Britain’s Shadow Over Gaza: RAF Surveillance Flights Raise Fears of Complicity

More than 500 British spy flights have reportedly swept over the skies of Gaza since December 2023, casting a long shadow of complicity over the UK’s role in the ongoing devastation. While framed as efforts to locate hostages, the scale, duration, and timing of these Royal Air Force surveillance missions have triggered growing alarm among human rights advocates and members of Parliament.

According to investigations by Declassified UK, Shadow R1 reconnaissance aircraft have flown almost daily from Britain’s Akrotiri base in Cyprus, even during ceasefires, gathering high-resolution intelligence in a war zone where civilians are dying in staggering numbers. The concern is not merely technical; it's deeply moral. Some of these flights reportedly coincided with Israeli strikes that killed British aid workers, raising painful questions about the nature and use of the information collected.

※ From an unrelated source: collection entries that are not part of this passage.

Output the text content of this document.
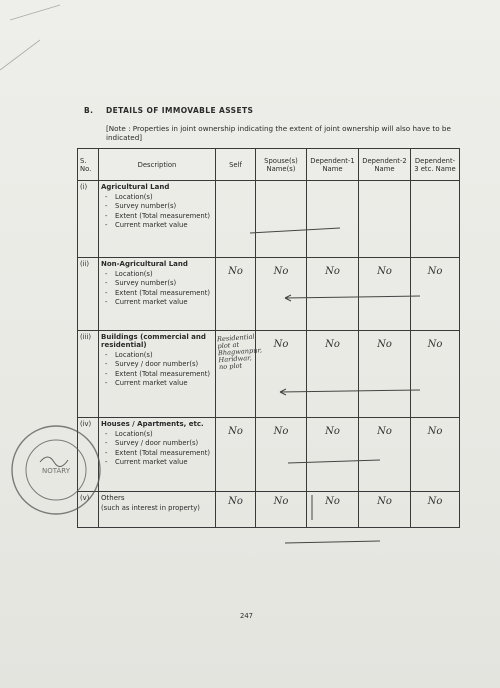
B. DETAILS OF IMMOVABLE ASSETS
[Note : Properties in joint ownership indicating the extent of joint ownership will also have to be indicated]
S. No.	Description	Self	Spouse(s) Name(s)	Dependent-1 Name	Dependent-2 Name	Dependent-3 etc. Name
(i)	Agricultural Land
- Location(s)
- Survey number(s)
- Extent (Total measurement)
- Current market value

(ii)	Non-Agricultural Land
- Location(s)
- Survey number(s)
- Extent (Total measurement)
- Current market value	No	No	No	No	No

(iii)	Buildings (commercial and residential)
- Location(s)
- Survey / door number(s)
- Extent (Total measurement)
- Current market value	Residential plot at Bhagwanpur, Haridwar, no plot	No	No	No	No

(iv)	Houses / Apartments, etc.
- Location(s)
- Survey / door number(s)
- Extent (Total measurement)
- Current market value	No	No	No	No	No

(v)	Others
(such as interest in property)	No	No	No	No	No
NOTARY
247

Though the British government insists its intentions are humanitarian, legal experts warn that any data shared with the Israeli military could make the UK complicit in war crimes. Britain’s role doesn’t end at surveillance: its involvement in manufacturing parts for F-35 jets, used extensively in Gaza bombings, further deepens the ethical quagmire.

Calls are now mounting for a full-scale public inquiry, reminiscent of the Chilcot investigation into the Iraq War. With legal petitions dismissed and parliamentary oversight lacking, Palestinians see in these flights not neutrality, but active support for a military campaign that has levelled neighbourhoods and filled mass graves. As Gaza suffers, Britain's silence and surveillance speak volumes.